Edmunds melaporkan bulan ini bahwa genap Tesla pemilik mulai melakukan tindakan hibrida. Lebih dari 20 persen pedagang mobil listrik pada kuartal kedua tahun ini membeli mobil hibrida. (Angka tersebut tidak memperhitungkan merek langsung ke konsumen seperti Rivian, Lucid, dan tentu saja, Tesla.)

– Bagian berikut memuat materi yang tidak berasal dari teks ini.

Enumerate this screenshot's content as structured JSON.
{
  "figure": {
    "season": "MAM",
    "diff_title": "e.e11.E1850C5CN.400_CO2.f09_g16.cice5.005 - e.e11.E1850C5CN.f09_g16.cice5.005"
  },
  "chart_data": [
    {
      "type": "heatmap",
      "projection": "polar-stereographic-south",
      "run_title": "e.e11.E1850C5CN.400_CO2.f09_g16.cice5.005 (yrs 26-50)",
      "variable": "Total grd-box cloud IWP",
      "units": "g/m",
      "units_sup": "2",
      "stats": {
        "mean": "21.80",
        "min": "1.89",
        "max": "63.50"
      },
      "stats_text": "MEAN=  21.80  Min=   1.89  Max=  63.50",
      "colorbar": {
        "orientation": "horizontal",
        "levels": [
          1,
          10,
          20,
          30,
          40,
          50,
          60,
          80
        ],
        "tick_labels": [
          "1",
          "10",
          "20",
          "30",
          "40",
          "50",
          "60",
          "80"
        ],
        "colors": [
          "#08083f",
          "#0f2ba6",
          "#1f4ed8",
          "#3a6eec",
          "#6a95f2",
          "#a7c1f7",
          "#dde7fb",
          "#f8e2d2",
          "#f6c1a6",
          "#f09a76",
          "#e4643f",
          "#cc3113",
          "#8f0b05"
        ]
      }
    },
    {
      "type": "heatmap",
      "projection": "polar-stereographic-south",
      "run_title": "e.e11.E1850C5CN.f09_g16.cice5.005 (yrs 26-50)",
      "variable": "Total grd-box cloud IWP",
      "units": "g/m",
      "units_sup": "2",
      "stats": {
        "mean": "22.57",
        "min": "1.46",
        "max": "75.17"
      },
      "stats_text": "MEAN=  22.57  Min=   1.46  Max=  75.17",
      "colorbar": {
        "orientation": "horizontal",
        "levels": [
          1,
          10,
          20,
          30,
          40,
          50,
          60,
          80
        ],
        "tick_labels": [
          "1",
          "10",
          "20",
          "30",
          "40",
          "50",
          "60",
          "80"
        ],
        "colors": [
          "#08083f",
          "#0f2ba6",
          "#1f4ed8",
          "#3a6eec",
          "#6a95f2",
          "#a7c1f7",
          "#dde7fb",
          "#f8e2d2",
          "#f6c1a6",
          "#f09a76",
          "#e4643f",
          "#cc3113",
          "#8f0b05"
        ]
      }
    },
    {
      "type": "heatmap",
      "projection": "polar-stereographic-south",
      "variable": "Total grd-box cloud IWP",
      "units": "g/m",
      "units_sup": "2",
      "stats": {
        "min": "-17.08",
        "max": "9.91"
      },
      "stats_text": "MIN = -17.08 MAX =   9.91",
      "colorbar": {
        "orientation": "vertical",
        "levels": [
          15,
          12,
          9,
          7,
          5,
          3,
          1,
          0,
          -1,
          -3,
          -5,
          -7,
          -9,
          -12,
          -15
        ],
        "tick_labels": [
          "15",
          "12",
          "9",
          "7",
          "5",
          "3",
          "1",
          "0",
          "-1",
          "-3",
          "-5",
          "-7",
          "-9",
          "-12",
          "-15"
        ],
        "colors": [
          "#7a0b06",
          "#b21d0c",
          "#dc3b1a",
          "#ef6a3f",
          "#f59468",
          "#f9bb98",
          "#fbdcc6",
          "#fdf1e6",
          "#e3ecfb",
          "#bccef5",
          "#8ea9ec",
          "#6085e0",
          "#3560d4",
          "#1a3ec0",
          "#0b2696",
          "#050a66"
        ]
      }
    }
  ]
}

Anehnya, kesuksesan teknologi hibrida yang berjalan lambat membuat Brinley optimistis masa depan EV. “Hibrida muncul lebih dari 25 tahun yang lalu, dan sekarang mereka mencapai 15 persen pasar,” katanya. “Kami memperkirakan kendaraan listrik akan menyumbang 12 persen penjualan pada tahun 2030, dan ini merupakan laju pertumbuhan yang lebih cepat dibandingkan kendaraan hibrida. Dibutuhkan waktu lama bagi masyarakat untuk berubah.”

0
joy
Joy
0
cong_
Cong.
0
loved
Loved
0
surprised
Surprised
0
unliked
Unliked
0
mad
Mad
Musim Panas Hibrida yang Panas di Amerika
Comment

Your email address will not be published. Required fields are marked *

Login

To enjoy KOMBI.ID privileges, log in or create an account now, and it's completely free!